[PLUG] hey, you really _should_ reboot after repartitioning!

Daniel Hedlund daniel at digitree.org
Wed Dec 31 00:34:02 UTC 2003


On Wed, 2003-12-31 at 09:05, Russell Senior wrote:
> ... and remember to reboot after repartitioning! ;-)

Okay, I must first comment that it CAN be safe to reformat a hard disk
under Linux after repartitioning, without rebooting the computer.  I'll
try to explain the different scenarios and which are allowed under
Linux, and why:

1. I want to partition and format a hard disk that is in my computer,
and NO PARTITIONS of this hard disk are CURRENTLY MOUNTED.  It IS SAFE
to partition and format this hard disk without rebooting.
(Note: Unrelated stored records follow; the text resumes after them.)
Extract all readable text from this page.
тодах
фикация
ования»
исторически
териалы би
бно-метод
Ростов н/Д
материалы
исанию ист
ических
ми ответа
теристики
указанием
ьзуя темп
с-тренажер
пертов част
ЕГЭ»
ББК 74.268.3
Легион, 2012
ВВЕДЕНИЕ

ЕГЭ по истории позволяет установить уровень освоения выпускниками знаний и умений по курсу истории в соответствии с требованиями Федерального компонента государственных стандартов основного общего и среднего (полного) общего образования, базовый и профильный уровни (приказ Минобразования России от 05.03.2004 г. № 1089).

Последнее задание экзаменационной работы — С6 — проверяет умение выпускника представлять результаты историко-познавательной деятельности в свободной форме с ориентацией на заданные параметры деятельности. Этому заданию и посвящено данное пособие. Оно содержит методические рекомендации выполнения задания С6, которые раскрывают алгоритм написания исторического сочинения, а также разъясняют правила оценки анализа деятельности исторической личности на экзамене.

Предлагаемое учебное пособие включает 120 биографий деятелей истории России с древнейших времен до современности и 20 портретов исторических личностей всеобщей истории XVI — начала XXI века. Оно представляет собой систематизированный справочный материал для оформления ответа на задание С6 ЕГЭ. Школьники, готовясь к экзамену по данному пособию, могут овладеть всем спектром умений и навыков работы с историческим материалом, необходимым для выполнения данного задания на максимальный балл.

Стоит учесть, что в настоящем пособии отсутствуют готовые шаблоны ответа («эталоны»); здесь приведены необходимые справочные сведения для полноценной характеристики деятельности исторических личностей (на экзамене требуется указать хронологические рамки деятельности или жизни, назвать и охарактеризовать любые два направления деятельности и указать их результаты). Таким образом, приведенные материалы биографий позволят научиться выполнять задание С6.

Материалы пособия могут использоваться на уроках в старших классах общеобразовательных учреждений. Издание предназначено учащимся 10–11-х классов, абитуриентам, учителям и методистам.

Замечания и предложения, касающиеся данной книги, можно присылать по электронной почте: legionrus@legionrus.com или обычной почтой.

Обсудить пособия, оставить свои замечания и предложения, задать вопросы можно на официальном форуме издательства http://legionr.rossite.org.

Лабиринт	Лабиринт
2. I want to partition and format a hard disk that is in my computer,
and ONE OR MORE PARTITIONS of this hard disk are CURRENTLY MOUNTED.  It
IS NOT SAFE to partition and format this hard disk without rebooting. 
You should reboot the computer, or unmount all partitions on the the
hard disk and repartition.

...Basically if you have any mounted partitions on the hard disk you
repartitioned, you should reboot the system before formatting. If no
mounted partitions then it should be safe.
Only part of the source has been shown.